INTRODUCTION: Although surgery is currently the first choice for patients with renal cell carcinoma and vena cava tumour thrombus, the surgery is difficult, with many complications, and the prognosis of patients is not ideal. Renal cell carcinoma is not sensitive to traditional radiotherapy, but the development of stereotactic ablative body radiotherapy (SABR) technology with the characteristics of high precision, dose and conformity has made the radiotherapy of renal cell carcinoma reexamined. METHODS AND ANALYSIS: STUDY DESIGN: This trial is a single-arm cohort study sponsored by Peking University Third Hospital. STUDY TREATMENT: Preoperative stereotactic ablative radiotherapy combined with surgical treatment.
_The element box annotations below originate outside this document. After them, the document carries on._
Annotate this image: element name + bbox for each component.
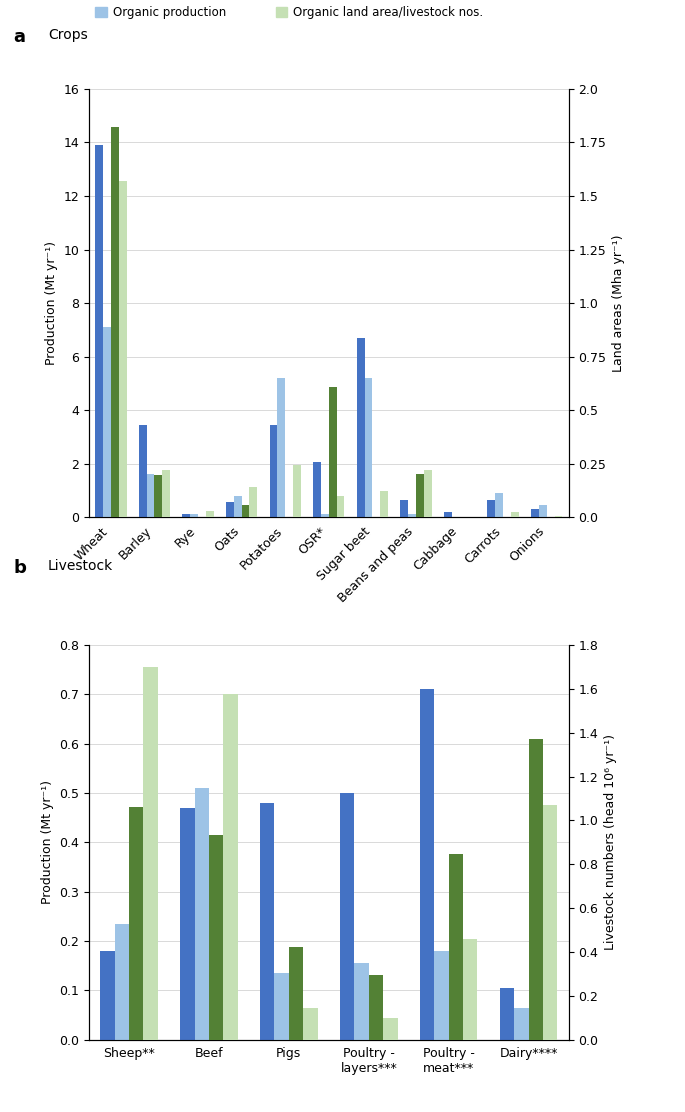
Bar: [289, 946, 303, 1040]
Bar: [234, 496, 242, 517]
Bar: [103, 327, 111, 517]
Bar: [420, 689, 434, 1040]
Bar: [147, 474, 154, 517]
Bar: [340, 793, 354, 1040]
Bar: [226, 503, 234, 517]
Bar: [206, 510, 214, 517]
Bar: [416, 474, 424, 517]
Bar: [531, 509, 539, 517]
Bar: [511, 512, 519, 517]
Bar: [275, 973, 289, 1040]
Bar: [500, 987, 514, 1040]
Bar: [293, 465, 301, 517]
Y-axis label: Livestock numbers (head 10⁶ yr⁻¹): Livestock numbers (head 10⁶ yr⁻¹): [604, 734, 616, 951]
Bar: [488, 499, 495, 517]
Bar: [114, 924, 129, 1040]
Bar: [555, 516, 562, 517]
Text: Livestock: Livestock: [48, 559, 113, 574]
Bar: [383, 1017, 397, 1040]
Bar: [143, 667, 158, 1040]
Bar: [162, 470, 170, 517]
Bar: [95, 146, 103, 517]
Bar: [543, 805, 558, 1040]
Bar: [209, 835, 223, 1040]
Bar: [329, 387, 336, 517]
Bar: [514, 1007, 529, 1040]
Bar: [444, 512, 451, 517]
Bar: [539, 505, 547, 517]
Bar: [182, 515, 190, 517]
Bar: [249, 487, 258, 517]
Bar: [449, 854, 463, 1040]
Bar: [223, 694, 238, 1040]
Text: b: b: [14, 559, 27, 577]
Bar: [190, 515, 198, 517]
Bar: [463, 939, 477, 1040]
Bar: [495, 493, 503, 517]
Bar: [364, 378, 373, 517]
Bar: [242, 505, 249, 517]
Bar: [313, 463, 321, 517]
Bar: [380, 492, 388, 517]
Bar: [424, 470, 432, 517]
Bar: [260, 803, 275, 1040]
Bar: [336, 496, 345, 517]
Bar: [321, 515, 329, 517]
Bar: [357, 338, 364, 517]
Bar: [195, 788, 209, 1040]
Y-axis label: Production (Mt yr⁻¹): Production (Mt yr⁻¹): [45, 241, 58, 365]
Bar: [100, 951, 114, 1040]
Text: Crops: Crops: [48, 28, 88, 42]
Bar: [180, 807, 195, 1040]
Legend: Conventional production, Organic production, Conventional land area/livestock no: Conventional production, Organic product…: [95, 0, 515, 19]
Bar: [154, 475, 162, 517]
Bar: [354, 963, 369, 1040]
Bar: [529, 739, 543, 1040]
Text: a: a: [14, 28, 26, 46]
Bar: [129, 807, 143, 1040]
Bar: [434, 951, 449, 1040]
Bar: [277, 378, 285, 517]
Y-axis label: Land areas (Mha yr⁻¹): Land areas (Mha yr⁻¹): [612, 235, 625, 371]
Y-axis label: Production (Mt yr⁻¹): Production (Mt yr⁻¹): [41, 781, 53, 904]
Bar: [303, 1007, 318, 1040]
Bar: [111, 128, 119, 517]
Bar: [139, 425, 147, 517]
Bar: [408, 515, 416, 517]
Bar: [119, 181, 127, 517]
Bar: [369, 975, 383, 1040]
Bar: [269, 425, 277, 517]
Bar: [400, 499, 408, 517]
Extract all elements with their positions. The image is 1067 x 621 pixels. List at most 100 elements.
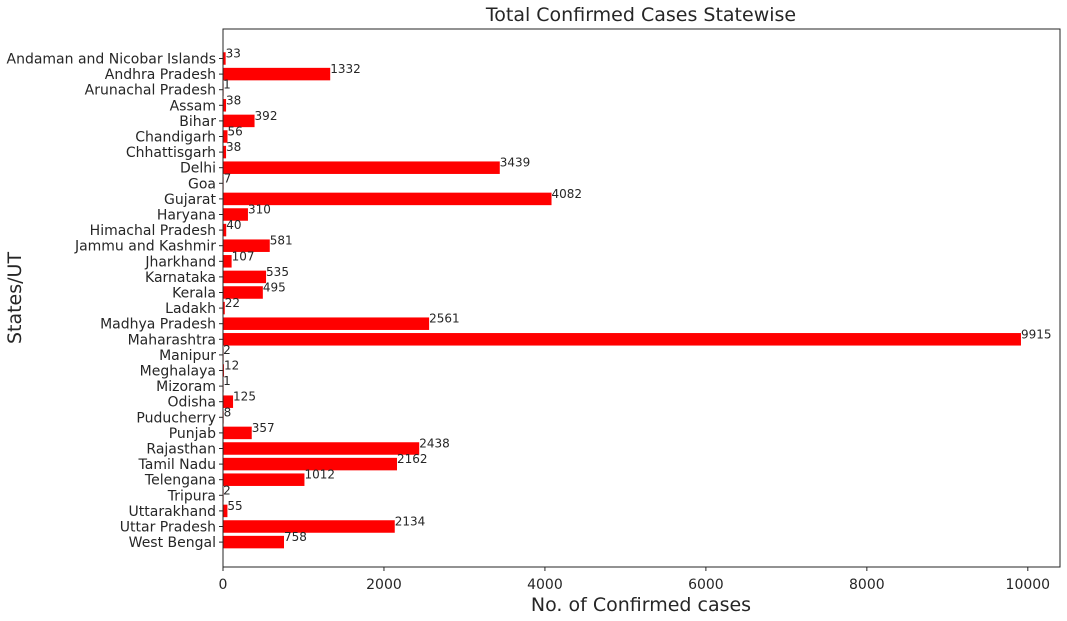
y-tick-label-bihar: Bihar — [179, 114, 216, 130]
y-axis-title: States/UT — [4, 252, 26, 344]
value-label-assam: 38 — [226, 93, 241, 107]
value-label-meghalaya: 12 — [224, 359, 239, 373]
bar-chandigarh — [223, 130, 228, 143]
y-tick-label-arunachal-pradesh: Arunachal Pradesh — [85, 83, 216, 99]
bar-uttar-pradesh — [223, 520, 395, 533]
y-tick-label-chandigarh: Chandigarh — [135, 130, 216, 146]
value-label-kerala: 495 — [263, 281, 286, 295]
value-label-telengana: 1012 — [304, 468, 335, 482]
bar-delhi — [223, 161, 500, 174]
value-label-ladakh: 22 — [225, 296, 240, 310]
y-tick-label-andhra-pradesh: Andhra Pradesh — [105, 67, 216, 83]
value-label-mizoram: 1 — [223, 374, 231, 388]
value-label-arunachal-pradesh: 1 — [223, 78, 231, 92]
bar-kerala — [223, 286, 263, 299]
y-tick-label-goa: Goa — [188, 176, 216, 192]
value-labels: 3313321383925638343974082310405811075354… — [223, 47, 1051, 545]
bar-jammu-and-kashmir — [223, 239, 270, 252]
y-tick-label-meghalaya: Meghalaya — [140, 364, 216, 380]
value-label-jammu-and-kashmir: 581 — [270, 234, 293, 248]
x-tick-label-0: 0 — [219, 577, 228, 593]
bar-assam — [223, 99, 227, 112]
y-tick-label-delhi: Delhi — [180, 161, 216, 177]
y-tick-label-rajasthan: Rajasthan — [146, 442, 216, 458]
y-tick-label-ladakh: Ladakh — [165, 301, 216, 317]
value-label-andhra-pradesh: 1332 — [330, 62, 361, 76]
bar-tamil-nadu — [223, 457, 397, 471]
y-tick-label-assam: Assam — [170, 98, 216, 114]
y-tick-label-andaman-and-nicobar-islands: Andaman and Nicobar Islands — [7, 52, 217, 68]
value-label-rajasthan: 2438 — [419, 437, 450, 451]
bar-punjab — [223, 426, 252, 440]
bar-odisha — [223, 395, 234, 408]
value-label-tripura: 2 — [223, 483, 231, 497]
value-label-madhya-pradesh: 2561 — [429, 312, 460, 326]
bar-jharkhand — [223, 255, 232, 268]
bar-maharashtra — [223, 333, 1021, 346]
y-tick-label-uttarakhand: Uttarakhand — [129, 504, 216, 520]
bar-andaman-and-nicobar-islands — [223, 52, 226, 65]
value-label-uttar-pradesh: 2134 — [395, 515, 426, 529]
value-label-gujarat: 4082 — [552, 187, 583, 201]
plot-frame — [222, 28, 1061, 568]
bar-rajasthan — [223, 442, 420, 455]
y-tick-label-chhattisgarh: Chhattisgarh — [126, 145, 216, 161]
bar-chhattisgarh — [223, 145, 227, 159]
x-axis-title: No. of Confirmed cases — [531, 594, 751, 616]
value-label-bihar: 392 — [255, 109, 278, 123]
x-tick-label-8000: 8000 — [849, 577, 885, 593]
y-tick-label-telengana: Telengana — [144, 473, 216, 489]
bar-haryana — [223, 208, 248, 221]
bar-gujarat — [223, 192, 552, 206]
x-tick-label-6000: 6000 — [688, 577, 724, 593]
y-tick-label-uttar-pradesh: Uttar Pradesh — [120, 520, 216, 536]
value-label-haryana: 310 — [248, 203, 271, 217]
y-tick-label-madhya-pradesh: Madhya Pradesh — [100, 317, 216, 333]
bar-karnataka — [223, 270, 267, 284]
x-tick-label-10000: 10000 — [1006, 577, 1051, 593]
x-axis-ticks: 0 2000 4000 6000 8000 10000 — [219, 567, 1051, 593]
y-tick-label-kerala: Kerala — [172, 286, 216, 302]
y-tick-label-karnataka: Karnataka — [145, 270, 216, 286]
chart-title: Total Confirmed Cases Statewise — [485, 4, 796, 26]
value-label-karnataka: 535 — [266, 265, 289, 279]
value-label-west-bengal: 758 — [284, 530, 307, 544]
y-tick-label-tripura: Tripura — [167, 488, 216, 504]
value-label-goa: 7 — [224, 171, 232, 185]
y-tick-label-mizoram: Mizoram — [156, 379, 216, 395]
y-tick-label-gujarat: Gujarat — [164, 192, 217, 208]
y-tick-label-puducherry: Puducherry — [136, 410, 216, 426]
bars-group — [223, 52, 1021, 549]
y-tick-label-haryana: Haryana — [157, 208, 216, 224]
y-tick-label-jharkhand: Jharkhand — [144, 254, 216, 270]
bar-bihar — [223, 114, 255, 128]
value-label-jharkhand: 107 — [232, 249, 255, 263]
value-label-punjab: 357 — [252, 421, 275, 435]
bar-ladakh — [223, 301, 225, 315]
value-label-andaman-and-nicobar-islands: 33 — [226, 47, 241, 61]
y-tick-label-punjab: Punjab — [169, 426, 216, 442]
y-tick-label-himachal-pradesh: Himachal Pradesh — [90, 223, 216, 239]
y-tick-label-odisha: Odisha — [167, 395, 216, 411]
bar-andhra-pradesh — [223, 67, 331, 81]
bar-madhya-pradesh — [223, 317, 430, 330]
bar-uttarakhand — [223, 504, 228, 518]
value-label-delhi: 3439 — [500, 156, 531, 170]
y-tick-label-maharashtra: Maharashtra — [128, 332, 216, 348]
y-tick-label-jammu-and-kashmir: Jammu and Kashmir — [74, 239, 216, 255]
bar-himachal-pradesh — [223, 223, 227, 237]
value-label-maharashtra: 9915 — [1021, 327, 1052, 341]
value-label-uttarakhand: 55 — [227, 499, 242, 513]
value-label-chandigarh: 56 — [228, 125, 243, 139]
value-label-manipur: 2 — [223, 343, 231, 357]
bar-telengana — [223, 473, 305, 486]
x-tick-label-4000: 4000 — [527, 577, 563, 593]
value-label-himachal-pradesh: 40 — [226, 218, 241, 232]
y-tick-label-west-bengal: West Bengal — [129, 535, 216, 551]
y-tick-label-manipur: Manipur — [159, 348, 216, 364]
x-tick-label-2000: 2000 — [366, 577, 402, 593]
value-label-puducherry: 8 — [224, 405, 232, 419]
bar-west-bengal — [223, 535, 285, 549]
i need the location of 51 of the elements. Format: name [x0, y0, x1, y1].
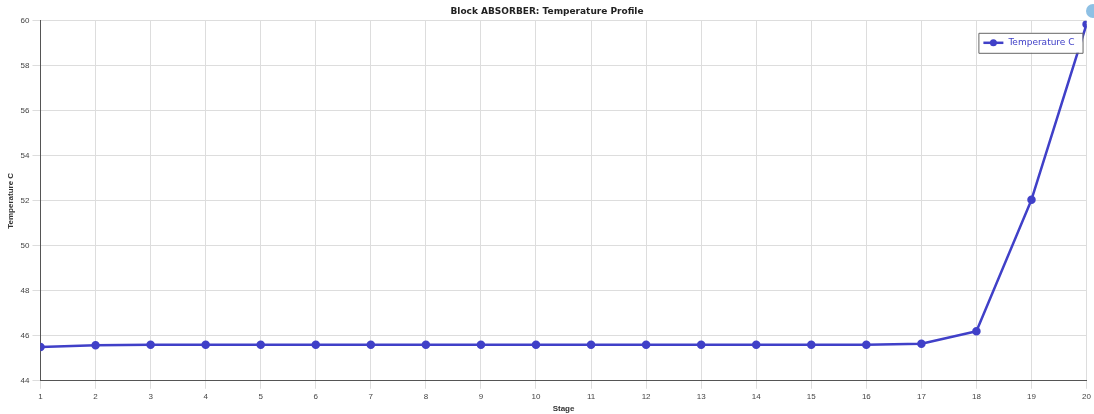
- x-tick-label: 18: [971, 391, 982, 401]
- point: [476, 340, 486, 350]
- x-tick-label: 11: [586, 391, 596, 401]
- x-tick-label: 16: [861, 391, 872, 401]
- chart-title: Block ABSORBER: Temperature Profile: [450, 5, 644, 16]
- x-tick-label: 17: [916, 391, 927, 401]
- point: [862, 340, 871, 350]
- point: [586, 340, 596, 350]
- y-tick-label: 48: [20, 286, 31, 295]
- legend-label: Temperature C: [1007, 37, 1075, 48]
- x-tick-label: 10: [531, 391, 541, 401]
- x-tick-label: 12: [641, 391, 652, 401]
- x-tick-label: 1: [38, 391, 44, 401]
- x-tick-label: 2: [93, 391, 99, 401]
- point: [201, 340, 210, 350]
- y-tick-label: 56: [20, 106, 31, 115]
- x-tick-label: 15: [806, 391, 817, 401]
- x-axis-title: Stage: [552, 404, 575, 414]
- y-axis-title: Temperature C: [6, 172, 15, 229]
- point: [807, 340, 816, 350]
- point: [421, 340, 431, 350]
- y-tick-label: 54: [20, 151, 31, 160]
- x-tick-label: 5: [258, 391, 264, 401]
- x-tick-label: 7: [368, 391, 374, 401]
- y-tick-label: 52: [20, 196, 31, 205]
- y-tick-label: 44: [20, 376, 31, 385]
- point: [972, 327, 981, 336]
- point: [256, 340, 265, 350]
- point: [146, 340, 155, 350]
- x-tick-label: 6: [313, 391, 319, 401]
- point: [917, 339, 926, 348]
- point: [366, 340, 376, 350]
- x-tick-label: 4: [203, 391, 209, 401]
- point: [1027, 195, 1036, 204]
- x-tick-label: 20: [1082, 391, 1092, 401]
- point: [751, 340, 761, 350]
- y-tick-label: 50: [20, 241, 31, 250]
- point: [91, 341, 100, 350]
- x-tick-label: 9: [478, 391, 484, 401]
- x-tick-label: 8: [423, 391, 429, 401]
- x-tick-label: 3: [148, 391, 154, 401]
- x-tick-label: 13: [696, 391, 707, 401]
- y-tick-label: 46: [20, 331, 31, 340]
- y-tick-label: 60: [20, 16, 31, 25]
- x-tick-label: 14: [751, 391, 762, 401]
- point: [696, 340, 706, 350]
- y-tick-label: 58: [20, 61, 31, 70]
- point: [311, 340, 321, 350]
- x-tick-label: 19: [1027, 391, 1037, 401]
- point: [641, 340, 651, 350]
- point: [531, 340, 541, 350]
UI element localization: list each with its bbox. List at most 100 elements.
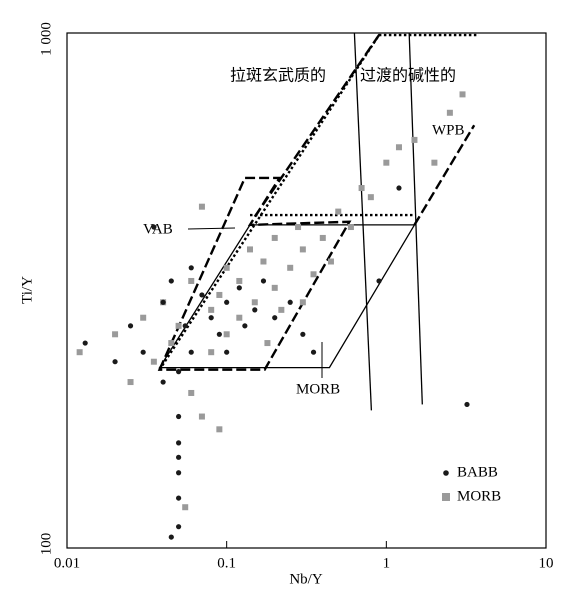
point xyxy=(168,278,174,284)
point xyxy=(376,278,382,284)
x-axis-label: Nb/Y xyxy=(289,571,323,587)
point xyxy=(208,306,215,313)
annotation-pointer xyxy=(187,227,236,230)
point xyxy=(223,331,230,338)
plot-frame xyxy=(66,32,547,549)
point xyxy=(287,299,293,305)
point xyxy=(347,224,354,231)
field-boundary xyxy=(408,32,423,405)
point xyxy=(188,265,194,271)
point xyxy=(236,314,243,321)
point xyxy=(335,208,342,215)
point xyxy=(396,185,402,191)
point xyxy=(182,504,189,511)
x-tick-label: 1 xyxy=(383,555,391,571)
annotation: 拉斑玄武质的 xyxy=(230,66,326,85)
y-axis-label: Ti/Y xyxy=(19,276,35,304)
legend-marker xyxy=(442,493,450,501)
point xyxy=(287,264,294,271)
point xyxy=(176,454,182,460)
point xyxy=(188,389,195,396)
point xyxy=(431,159,438,166)
point xyxy=(198,413,205,420)
point xyxy=(459,91,466,98)
point xyxy=(160,379,166,385)
annotation: VAB xyxy=(143,221,173,237)
point xyxy=(127,379,134,386)
point xyxy=(112,359,118,365)
point xyxy=(395,144,402,151)
point xyxy=(199,292,205,298)
point xyxy=(264,340,271,347)
point xyxy=(310,271,317,278)
point xyxy=(188,277,195,284)
point xyxy=(176,440,182,446)
legend-marker xyxy=(443,470,449,476)
point xyxy=(411,136,418,143)
point xyxy=(176,413,182,420)
x-tick-label: 0.1 xyxy=(217,555,236,571)
point xyxy=(216,291,223,298)
point xyxy=(271,234,278,241)
point xyxy=(358,185,365,192)
point xyxy=(271,284,278,291)
field-boundary xyxy=(157,176,352,371)
point xyxy=(242,323,248,329)
point xyxy=(112,331,119,338)
point xyxy=(224,349,230,355)
point xyxy=(224,299,230,305)
point xyxy=(246,246,253,253)
point xyxy=(260,258,267,265)
point xyxy=(252,307,258,313)
point xyxy=(151,224,157,230)
annotation: 过渡的碱性的 xyxy=(360,66,456,85)
point xyxy=(76,349,83,356)
point xyxy=(310,349,317,355)
point xyxy=(319,234,326,241)
field-boundary xyxy=(253,34,381,218)
legend-label: BABB xyxy=(457,464,498,480)
point xyxy=(176,369,182,375)
point xyxy=(176,470,182,476)
y-tick-label: 1 000 xyxy=(38,22,54,56)
point xyxy=(168,340,175,347)
point xyxy=(327,258,334,265)
legend-label: MORB xyxy=(457,488,501,504)
point xyxy=(300,331,306,337)
point xyxy=(299,299,306,306)
x-tick-label: 10 xyxy=(539,555,554,571)
point xyxy=(251,299,258,306)
point xyxy=(208,349,215,356)
point xyxy=(176,495,182,501)
point xyxy=(140,314,147,321)
point xyxy=(127,323,134,329)
point xyxy=(278,306,285,313)
point xyxy=(295,224,302,231)
point xyxy=(140,349,146,355)
point xyxy=(216,426,223,433)
point xyxy=(223,264,230,271)
point xyxy=(236,285,242,291)
x-tick-label: 0.01 xyxy=(54,555,80,571)
point xyxy=(188,349,194,355)
y-tick-label: 100 xyxy=(38,533,54,556)
point xyxy=(182,323,188,329)
point xyxy=(160,299,166,305)
point xyxy=(299,246,306,253)
field-boundary xyxy=(413,124,476,226)
point xyxy=(272,315,278,321)
point xyxy=(383,159,390,166)
field-boundary xyxy=(353,32,373,411)
point xyxy=(198,203,205,210)
point xyxy=(208,315,214,321)
point xyxy=(446,109,453,116)
field-boundary xyxy=(158,33,479,371)
field-boundary xyxy=(158,224,416,369)
point xyxy=(168,534,174,540)
point xyxy=(260,278,267,284)
point xyxy=(464,401,470,408)
point xyxy=(82,340,88,346)
point xyxy=(216,331,222,337)
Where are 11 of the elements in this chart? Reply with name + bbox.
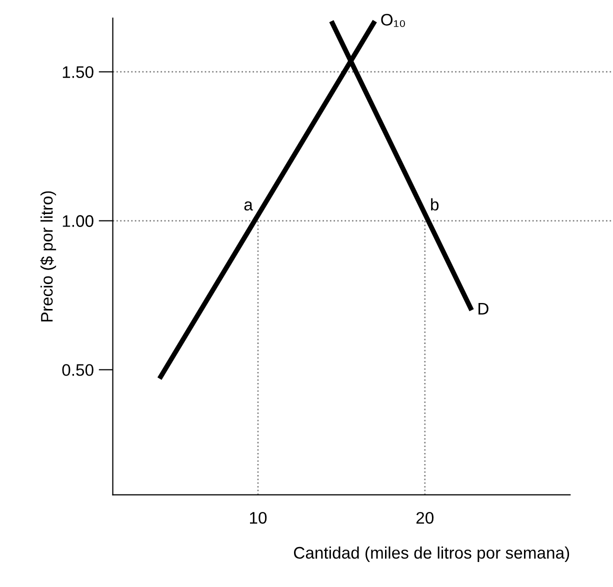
series-label: D [478, 302, 488, 314]
y-axis-title: Precio ($ por litro) [40, 191, 56, 322]
x-tick-label: 20 [416, 512, 434, 524]
y-tick-label: 0.50 [62, 364, 94, 376]
y-tick-label: 1.50 [62, 66, 94, 78]
annotation: a [244, 201, 253, 211]
annotation: b [431, 198, 439, 211]
y-tick-label: 1.00 [62, 215, 94, 227]
x-axis-title: Cantidad (miles de litros por semana) [294, 546, 570, 562]
x-tick-label: 10 [250, 512, 267, 524]
series-label: O₁₀ [381, 14, 405, 27]
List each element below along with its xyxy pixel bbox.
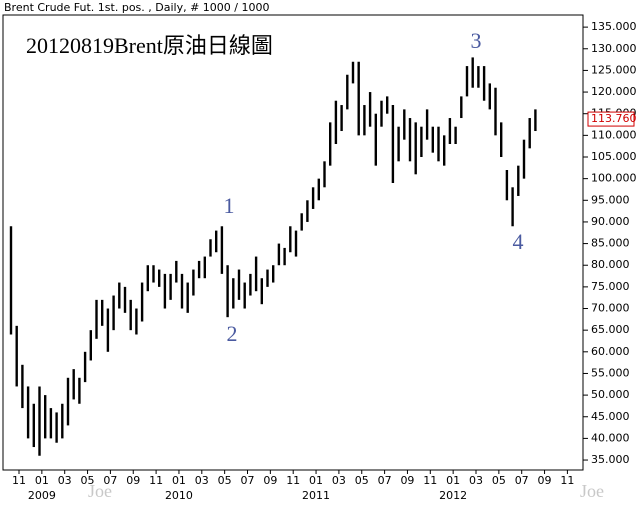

PRIMARY ENDPOINTS: (1) Adverse reactions after 4–6 weeks of SABR. (2) Mayo staging of tumour thrombus. (3) The length of the tumour thrombus from the corresponding anatomical mark. (4) Invasion of the inferior vena cava wall. (5) Recurrent-free survival rate of the tumour. (6) Cancer-specific survival rate. (7) Overall survival rate. (8) Perioperative indicators including operation time, intraoperative bleeding volume and postoperative complications. SECONDARY ENDPOINTS: (1) The longest diameter of the tumour and (2) Lymph node condition. MAIN INCLUSION CRITERIA: Patients with renal cell carcinoma and inferior vena cava tumour thrombus graded from Mayo II to IV and eligible for radical nephrectomy and inferior vena cava thrombectomy. MAIN EXCLUSION CRITERIA: Patients with previous targeted therapy, chemotherapy or other interventions, or who cannot tolerate SABR or surgery. PLANNED SAMPLE SIZE: 20 patients. ETHICS AND DISSEMINATION: The trial protocol and the informed consent of the subjects were submitted and approved by the Peking University Biomedical Ethics Committee. TRIAL REGISTRATION NUMBER: ChiCTR1800015118.